Multi-view 3D Spatial Reconstruction

DA3 can reconstruct 3D spatial structure from any number of visual inputs, including single images, multi-view photos, or video streams.

Camera Pose Estimation

The model can accurately estimate camera pose—including position and orientation—even without known camera parameters.

Monocular Depth Estimation

DA3 delivers strong performance in monocular depth estimation, predicting pixel-level depth from a single image to support 3D scene understanding.

Novel View Synthesis

By integrating with 3D Gaussian rendering, the model can generate high-quality images from novel viewpoints, making it suitable for VR/AR view-synthesis tasks.

Efficient Inference and Deployment

Its streamlined architecture enables fast inference with low resource consumption, supporting deployment on mobile and embedded devices.

Technical Principles of Depth Anything 3

Unified Transformer Architecture

DA3 uses a single Transformer model (e.g., DINOv2) as its core architecture. Without complex custom modules, the Transformer’s self-attention mechanism flexibly handles any number of input views and dynamically exchanges cross-view information for efficient global spatial modeling.

Depth-Ray Representation

The model introduces a “depth-ray” representation that predicts a depth map and a ray map to describe the 3D scene. The depth map gives pixel-to-camera distance, while the ray map describes the projection direction of each pixel in 3D space. This representation naturally decouples scene geometry from camera motion, simplifying outputs and improving accuracy and efficiency.

Input-Adaptive Cross-View Attention

DA3 incorporates an input-adaptive cross-view self-attention mechanism that dynamically reorders input view tokens to enable efficient cross-view information exchange.
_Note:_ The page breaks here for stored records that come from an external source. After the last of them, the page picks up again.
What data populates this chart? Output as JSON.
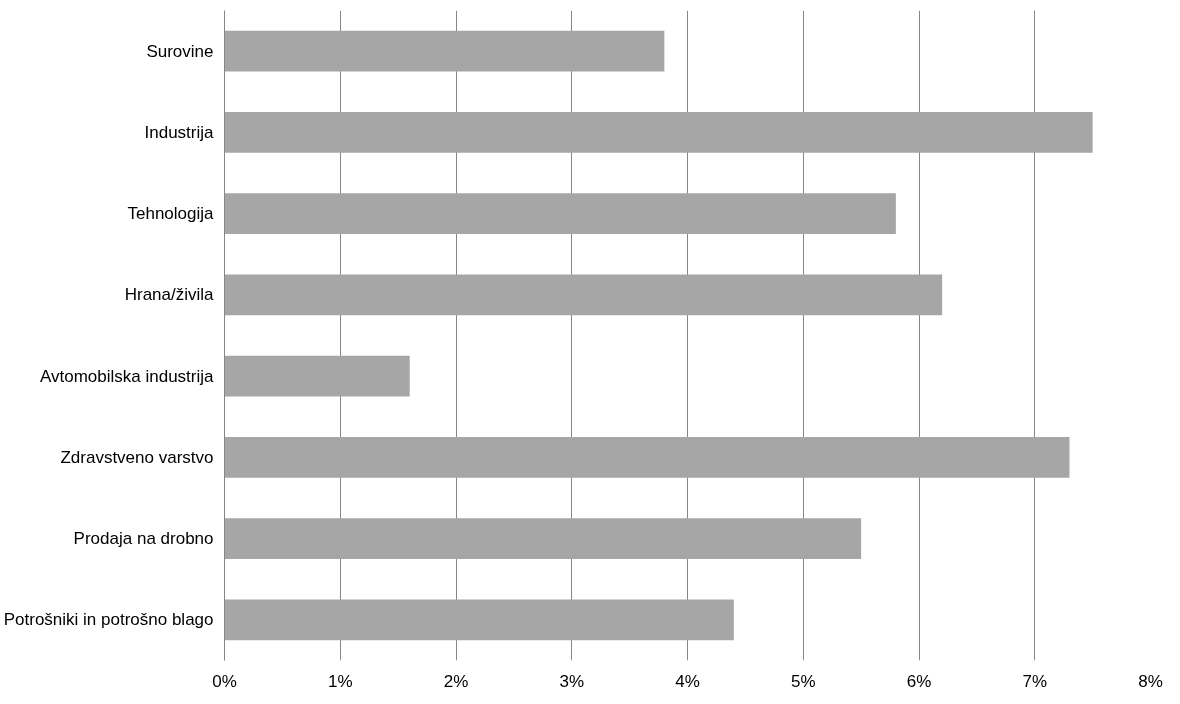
{
  "chart_data": {
    "type": "bar",
    "orientation": "horizontal",
    "categories": [
      "Surovine",
      "Industrija",
      "Tehnologija",
      "Hrana/živila",
      "Avtomobilska industrija",
      "Zdravstveno varstvo",
      "Prodaja na drobno",
      "Potrošniki in potrošno blago"
    ],
    "values": [
      3.8,
      7.5,
      5.8,
      6.2,
      1.6,
      7.3,
      5.5,
      4.4
    ],
    "color": "#a6a6a6",
    "xlim": [
      0,
      8
    ],
    "xticks": [
      {
        "value": 0,
        "label": "0%"
      },
      {
        "value": 1,
        "label": "1%"
      },
      {
        "value": 2,
        "label": "2%"
      },
      {
        "value": 3,
        "label": "3%"
      },
      {
        "value": 4,
        "label": "4%"
      },
      {
        "value": 5,
        "label": "5%"
      },
      {
        "value": 6,
        "label": "6%"
      },
      {
        "value": 7,
        "label": "7%"
      },
      {
        "value": 8,
        "label": "8%"
      }
    ],
    "grid": "x"
  }
}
This allows the model to handle a wide range of input configurations, from single-view to multi-view setups.

Dual DPT Heads

To jointly predict depth and ray maps, DA3 employs a dual DPT-head design. The two heads share feature-processing modules and optimize depth and ray outputs independently in the final stage, enhancing interaction and consistency between the two tasks.

Teacher–Student Training Paradigm

DA3 uses a teacher–student training paradigm, where a teacher model trained on synthetic data generates high-quality pseudo-labels to provide better supervision signals for the student model.
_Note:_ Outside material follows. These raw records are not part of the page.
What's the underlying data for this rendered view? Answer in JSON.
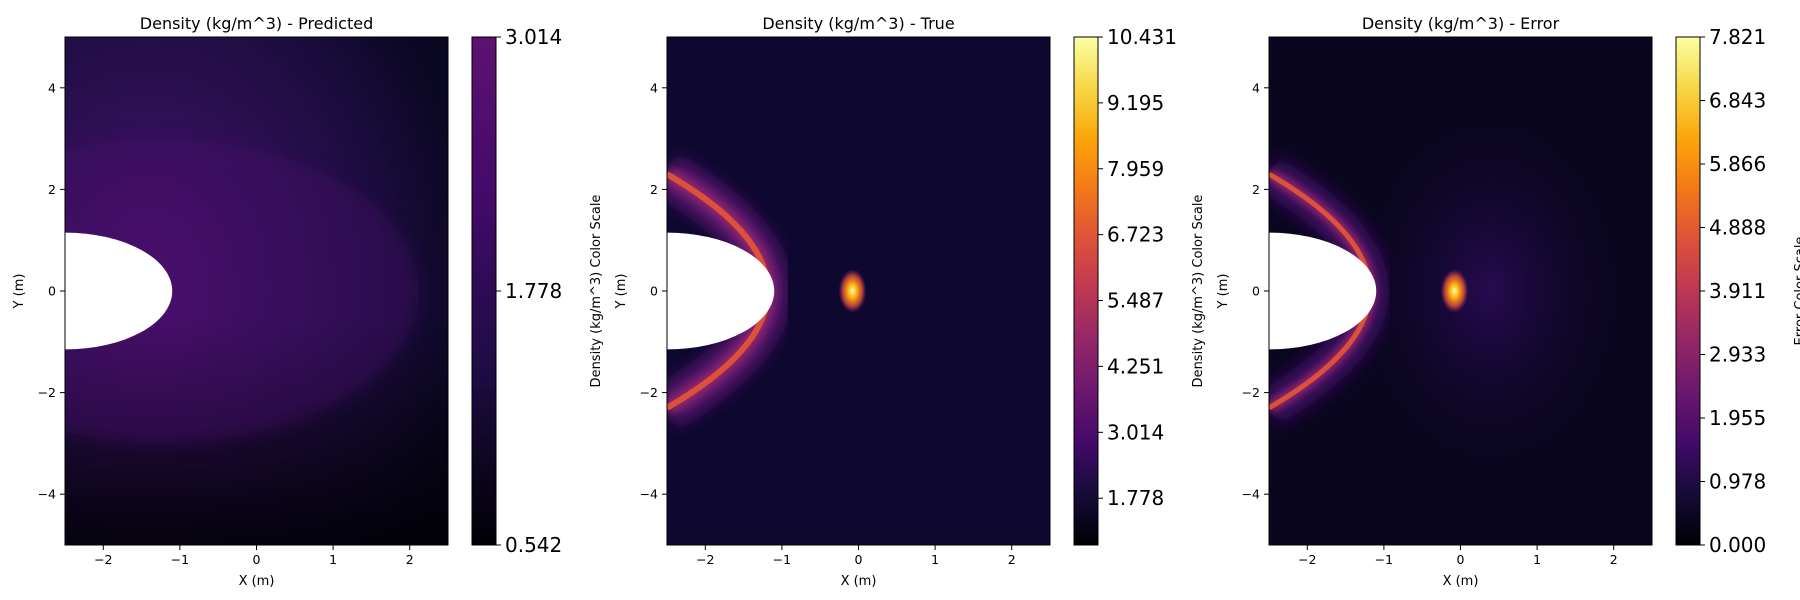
{
  "figure": {
    "background": "#ffffff",
    "colormap": "inferno"
  },
  "chart_data": [
    {
      "type": "heatmap",
      "field": "predicted",
      "title": "Density (kg/m^3) - Predicted",
      "xlabel": "X (m)",
      "ylabel": "Y (m)",
      "xlim": [
        -2.5,
        2.5
      ],
      "ylim": [
        -5,
        5
      ],
      "xticks": [
        -2,
        -1,
        0,
        1,
        2
      ],
      "yticks": [
        -4,
        -2,
        0,
        2,
        4
      ],
      "xtick_labels": [
        "−2",
        "−1",
        "0",
        "1",
        "2"
      ],
      "ytick_labels": [
        "−4",
        "−2",
        "0",
        "2",
        "4"
      ],
      "obstacle": {
        "shape": "half-ellipse",
        "center": [
          -2.5,
          0
        ],
        "semi_axis_x": 1.4,
        "semi_axis_y": 1.15
      },
      "colorbar": {
        "label": "Density (kg/m^3) Color Scale",
        "range": [
          0.542,
          3.014
        ],
        "ticks": [
          0.542,
          1.778,
          3.014
        ],
        "tick_labels": [
          "0.542",
          "1.778",
          "3.014"
        ]
      }
    },
    {
      "type": "heatmap",
      "field": "true",
      "title": "Density (kg/m^3) - True",
      "xlabel": "X (m)",
      "ylabel": "Y (m)",
      "xlim": [
        -2.5,
        2.5
      ],
      "ylim": [
        -5,
        5
      ],
      "xticks": [
        -2,
        -1,
        0,
        1,
        2
      ],
      "yticks": [
        -4,
        -2,
        0,
        2,
        4
      ],
      "xtick_labels": [
        "−2",
        "−1",
        "0",
        "1",
        "2"
      ],
      "ytick_labels": [
        "−4",
        "−2",
        "0",
        "2",
        "4"
      ],
      "obstacle": {
        "shape": "half-ellipse",
        "center": [
          -2.5,
          0
        ],
        "semi_axis_x": 1.4,
        "semi_axis_y": 1.15
      },
      "colorbar": {
        "label": "Density (kg/m^3) Color Scale",
        "range": [
          0.9,
          10.431
        ],
        "ticks": [
          1.778,
          3.014,
          4.251,
          5.487,
          6.723,
          7.959,
          9.195,
          10.431
        ],
        "tick_labels": [
          "1.778",
          "3.014",
          "4.251",
          "5.487",
          "6.723",
          "7.959",
          "9.195",
          "10.431"
        ]
      }
    },
    {
      "type": "heatmap",
      "field": "error",
      "title": "Density (kg/m^3) - Error",
      "xlabel": "X (m)",
      "ylabel": "Y (m)",
      "xlim": [
        -2.5,
        2.5
      ],
      "ylim": [
        -5,
        5
      ],
      "xticks": [
        -2,
        -1,
        0,
        1,
        2
      ],
      "yticks": [
        -4,
        -2,
        0,
        2,
        4
      ],
      "xtick_labels": [
        "−2",
        "−1",
        "0",
        "1",
        "2"
      ],
      "ytick_labels": [
        "−4",
        "−2",
        "0",
        "2",
        "4"
      ],
      "obstacle": {
        "shape": "half-ellipse",
        "center": [
          -2.5,
          0
        ],
        "semi_axis_x": 1.4,
        "semi_axis_y": 1.15
      },
      "colorbar": {
        "label": "Error Color Scale",
        "range": [
          0.0,
          7.821
        ],
        "ticks": [
          0.0,
          0.978,
          1.955,
          2.933,
          3.911,
          4.888,
          5.866,
          6.843,
          7.821
        ],
        "tick_labels": [
          "0.000",
          "0.978",
          "1.955",
          "2.933",
          "3.911",
          "4.888",
          "5.866",
          "6.843",
          "7.821"
        ]
      }
    }
  ]
}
Single-Step High-Accuracy Output

DA3 generates accurate depth and ray outputs in one forward pass, without the iterative optimization used in traditional methods. This greatly increases inference speed, simplifies training and deployment, and maintains high precision in 3D reconstruction.

Project Resources

Project Website: https://depth-anything-3.github.io/
GitHub Repository: https://github.com/ByteDance-Seed/depth-anything-3
arXiv Paper: https://arxiv.org/pdf/2511.10647
Online Demo: https://huggingface.co/spaces/depth-anything/depth-anything-3

Application Scenarios of Depth Anything 3

Autonomous Driving

DA3 reconstructs 3D environments from multi-view camera images, helping autonomous vehicles more accurately perceive object positions and distances, improving decision reliability and safety.

Robotic Navigation

By reconstructing real-time 3D structure, DA3 provides robots with precise terrain and obstacle information for efficient navigation and path planning in complex environments.

Virtual Reality (VR) & Augmented Reality (AR)

DA3 can rapidly convert real-world scenes into high-quality 3D models for VR scene reconstruction or AR virtual object integration, enhancing immersion.

Architectural Mapping & Design

DA3 reconstructs detailed 3D point clouds of architectural scenes from multi-angle images, supporting architectural surveying, interior design, and virtual walkthroughs.

Cultural Heritage Preservation

DA3 enables high-fidelity 3D reconstruction of historical buildings and artifacts, supporting digital preservation, restoration research, and virtual exhibition.